Title:
Ominous indications
Author:
Editorial
Publication: Daily Pioneer
Date: Apr 02, 2002
URL: http://www.dailypioneer.com/archives1/secon3.asp?cat=\edit2&d=EDITS&fdnam=apr202
There has been some disturbing news from across the border that should cause serious concern in New Delhi.
One of them is about the reported grant of citizenship to terrorist-cum-don Dawood Ibrahim whose immediate extradition India had sought a couple of months ago. The second is of the Lahore High Court's order to release the Lashkar-e-Toiba ideologue, Professor Hafiz Sayeed, and his directive to terror groups operating in Kashmir to step up violence, albeit quietly. Viewing these two news items alongside others from Pakistan in the last two months, and the blast at Raghunath Temple in Jammu last Saturday that killed 10 persons, including four security forces personnel, it is not difficult to see that another summer of bloodletting lies ahead of India. In this context, the timing of Dawood Ibrahim's baptism as a Pakistan national is a clear rebuff to India and its concern over terrorism. By according citizenship to the most wanted criminal and terrorist in Asia, Islamabad has made clear its intention to protect him at any cost. Dawood is too precious an asset of Pakistan's intelligence agencies to be handed over to India to stand trial. He could undo, brick-by-brick, the entire edifice of civility that Islamabad has been trying to manufacture to hoodwink the world into believing that Pakistan was not a terrorist State. He knows too many secrets. Moreover, the entire exercise has occurred when President Musharraf plans to anoint himself as President for five years through a pre-election referendum. A pliable but extremely resourceful criminal syndicate, like the one run by Dawood Ibrahim and his men, will be immensely helpful in buying out dissenters and fence sitters in the theatre of the absurd that the Pakistani President intends to stage in the next six months.

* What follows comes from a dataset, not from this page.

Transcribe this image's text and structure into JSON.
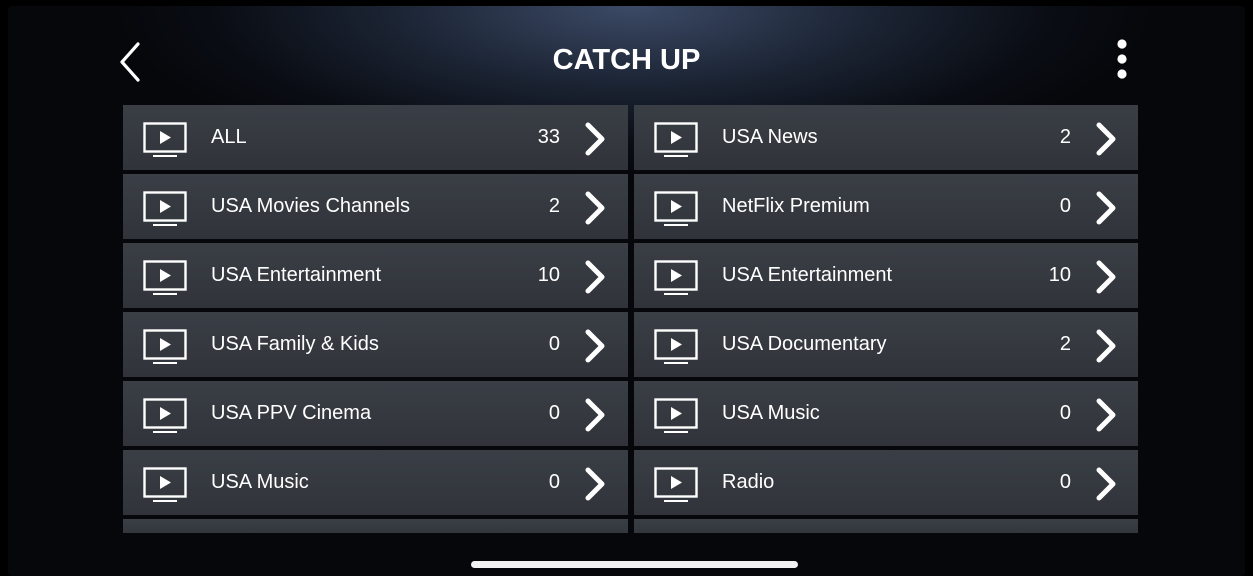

Equally helpful will be demagogues like Lashkar chief Sayeed and Jamiat Ulema-e-Islam chief Maulana Fazlur Rehman. Barely two months ago, both of them were arrested, amidst a media blitzkrieg, for their involvement in religious extremism and terrorist violence. Both are today free men, thanks to President Musharraf's deliberate decision not to press charges of sedition and terrorism against them despite his loud claims to do so, before the western Press, during Operation Enduring Freedom. Clearly, India must not allow itself to be overtaken by events. It needs to launch a counter-offensive at the earliest. It must renew the demand for the extradition of Dawood Ibrahim and 19 other wanted terrorists with much greater force then hitherto, expose Pakistan's continued support to terror groups, and turn the diplomatic heat on Islamabad for supporting and sheltering Al Qaeda activists and terrorist group leaders like Sayeed. It must maintain a strict vigil in Kashmir-terrorists are now planning to exploit inflamed religious passions to spread their influence. Meanwhile, the situation in Gujarat must be controlled firmly. Otherwise, adverse public reaction in the United States' and other Western countries will undermine the diplomatic offensive that New Delhi has been waging against Pakistan since December 13.